Bóg chciał być tak blisko mnie, że ofiarował się w tej małej hostii, którą mogę przyjąć. ON jest we mnie, bliżej już nie można być. On jest w każdym człowieku i uczę się tego, abym kochała drugą osobę w taki sposób jakby to robił Jezus. Widzę jak Bóg działa przez drugą osobę, przez świadectwa, które piszą, mówią, które mogę przeczytać i usłyszeć. Ale jaka ja jestem? Czytałam takie porównanie: że człowiek jest jak nici z których jest tkany gobelin-my widzimy tylko te poplątane nici z lewej strony a Bóg widzi tą prawą stronę, tą gdzie wychodzi piękny obraz. Proszę Panie abyś dotykał mojego serca i duszy abyś obdarzył łaską spotkania z Bogiem w moim tu i teraz. JEZU UFAM TOBIE!
Tajemnica wcielenia jest tym, co mnie nieustannie zachwyca. Bóg stał się tak bliski. Dla mnie zrezygnował z siebie. Czy ja też z siebie potrafię zrezygnować? Zostawić wszystko, rzucić się w Jego ramiona. Tak pragnę Jego bliskości…
Ja płaczę pisząc ten komentarz, ale już wiem po co Bóg mnie budzi o 4 rano…nie mogę spać, więc włączam Internet i pierwsze co robię to czytam czytania na dziś ze strony mateusz.pl
Komentarz który jest pod nimi pochodzi m.in. od książki Żyć Bogiem.
Co robię? Rzucam to hasło w google i znajduję tą stronę. Czytam rozważania na dzisiaj i co mówi mi Bóg:
„Czy przypadkiem nie kładę zbyt dużego akcentu z jednej strony wyłącznie na wiarę, zaniedbując ludzki wysiłek, a z drugiej tylko na ludzkie myślenie, nie biorąc pod uwagę zaufania?”
Dokładnie tak jest ze mną. Dziękuje Ci Tato za ten fragment.
Również czytam o Ignacym Loyola, który jest patronem kobiet w ciąży i rodzących. I jak tu nie dziękować Ci Tato, kiedy wiesz, że moja żona jest w ciąży zagrożonej, ciężko to znosi, powstrzymaj łzy moje Panie.
Jeśli jest litanie do Ignacego na pewno się będę modlił do Niego o to by przygotował Nas na narodziny dziecka jakie by się nie urodziło.
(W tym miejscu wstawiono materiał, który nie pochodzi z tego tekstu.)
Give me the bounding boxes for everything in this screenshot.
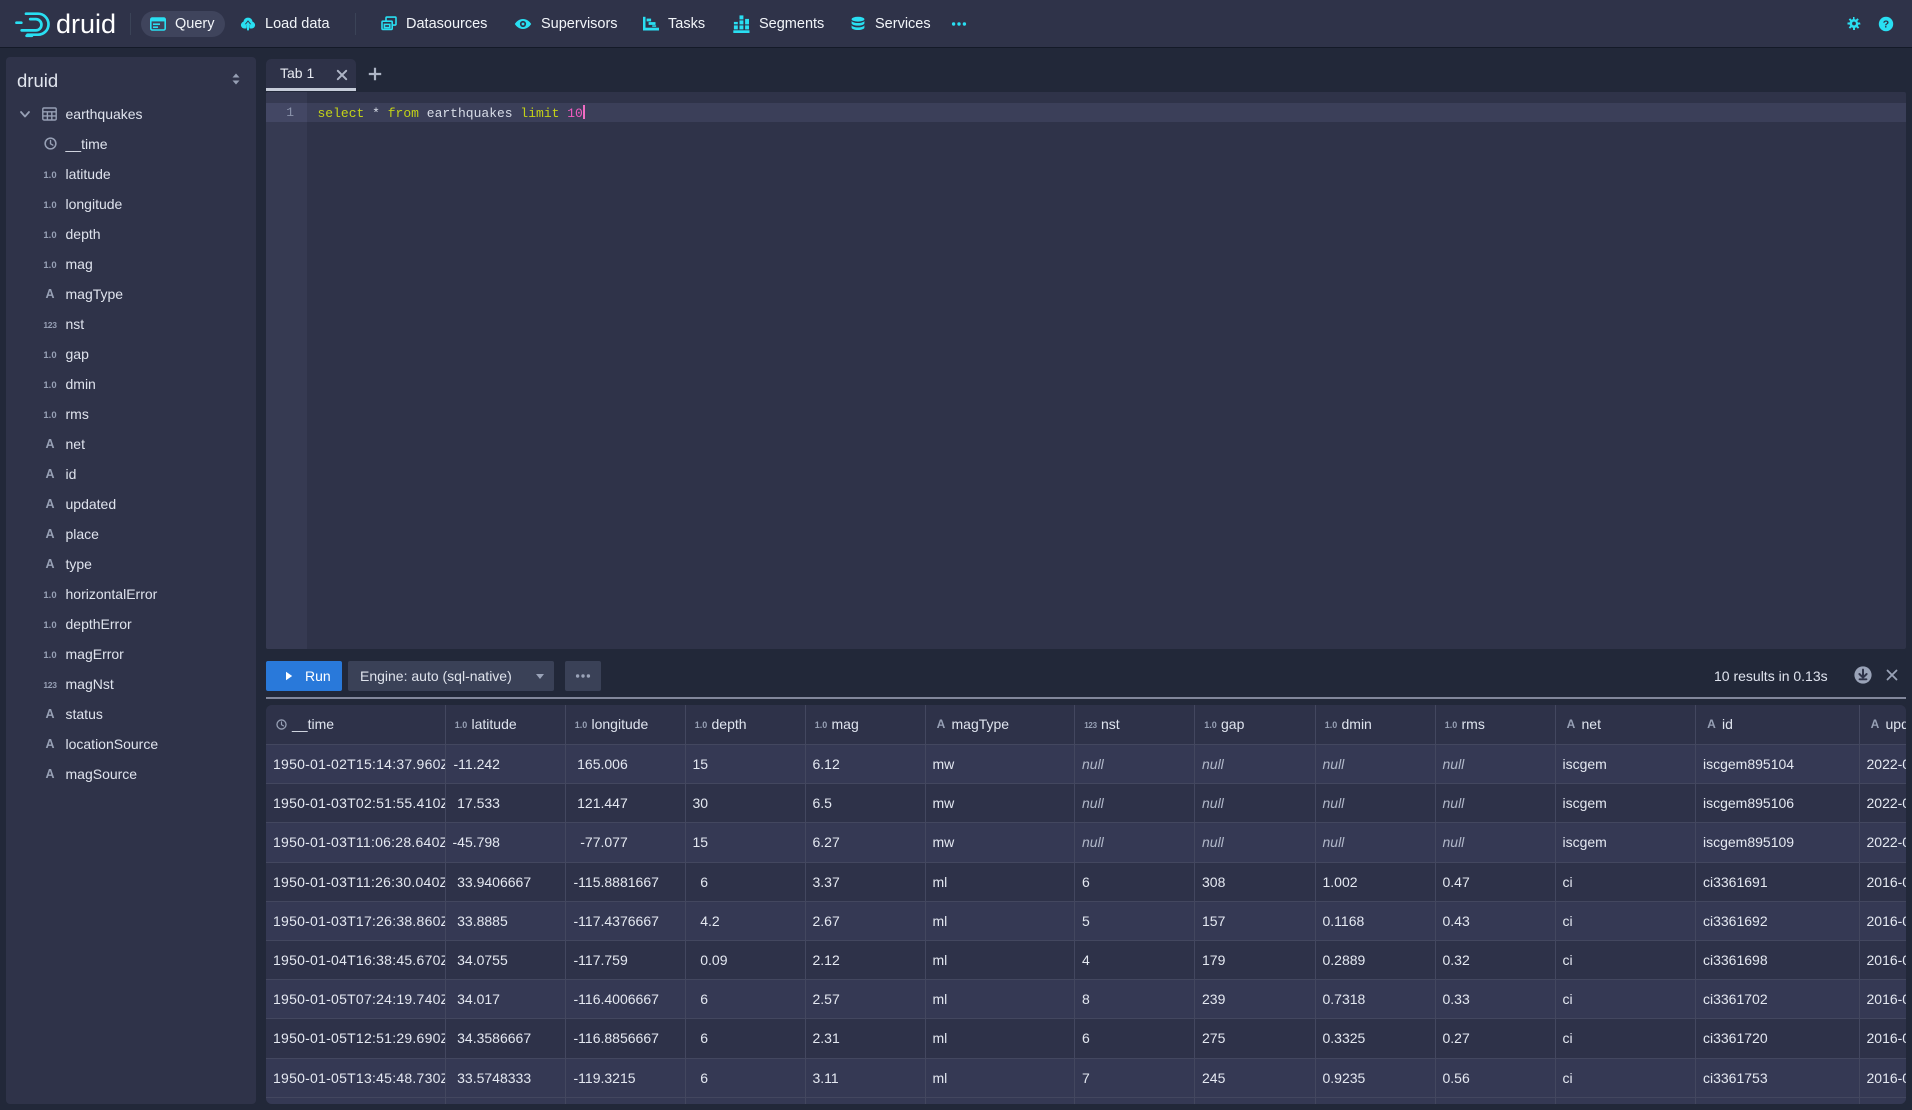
svg-text:?: ?	[1883, 19, 1889, 31]
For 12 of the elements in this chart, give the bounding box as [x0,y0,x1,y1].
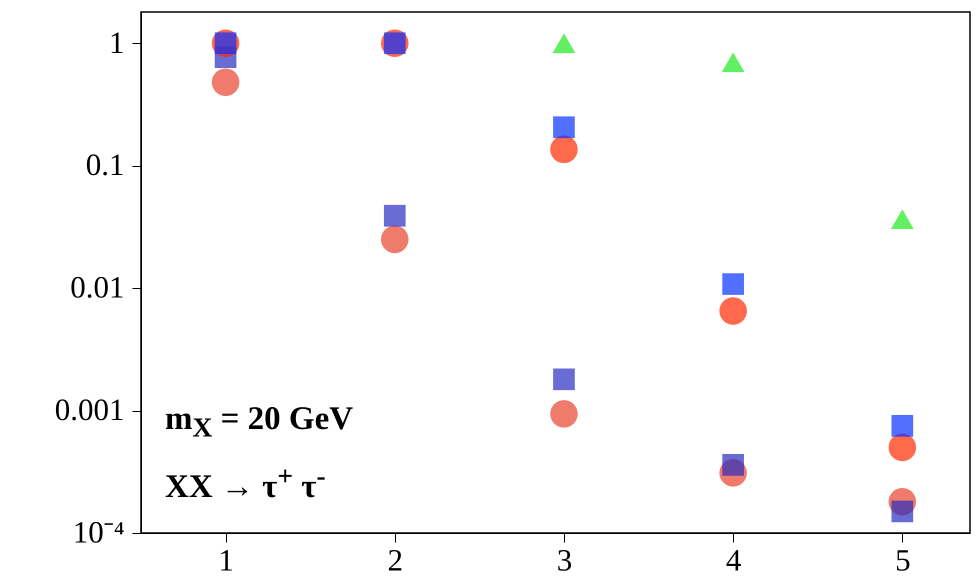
y-tick-label: 10⁻⁴ [72,514,124,550]
x-tick-label: 5 [895,542,911,578]
y-tick-label: 0.001 [54,392,124,428]
x-tick-label: 4 [726,542,742,578]
x-tick-label: 3 [556,542,572,578]
annotation: m$_{X}$ = 20 GeV [165,400,354,445]
y-tick-label: 0.01 [70,270,124,305]
x-tick-label: 1 [218,542,234,578]
y-tick-label: 1 [109,24,124,60]
y-tick-label: 0.1 [86,147,124,182]
annotation: XX → τ$^{+}$ τ$^{-}$ [165,458,327,507]
x-tick-label: 2 [388,542,404,578]
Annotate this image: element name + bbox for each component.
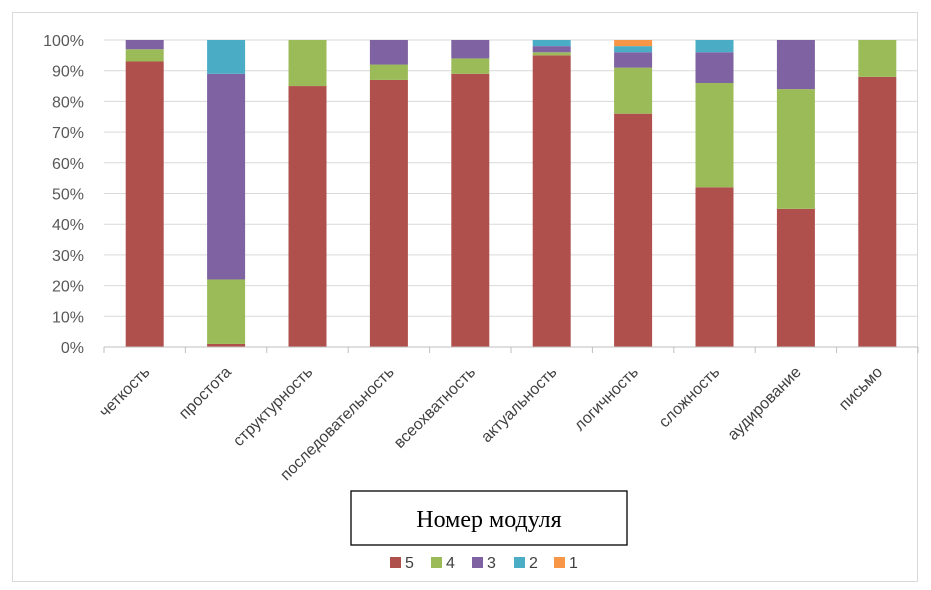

Dziękuję Ci Boże, że się mną opiekujesz, za tą stronę, która jest po trochę alternatywą dla nie mogących uczestniczyć we Mszy św. adwentowej. Będę tutaj codziennie zaglądał.
Bóg zapłać. Szczęść Boże
Bardzo się cieszę,,że mogę uczestniczyć po raz pierwszy w tych rekolekcjach,a to dzięki mojej wspaniałej przyjaciółce Zosi,która po kilku latach milczenia zadzwoniła właśnie dzisiaj do mnie i skierowała na tę stronę,chociaż sama uczestniczy w miarę możliwośći w nich osobiście.Szczęść Boże.
Pozdrawiam wszystkich rekolekcjonistów.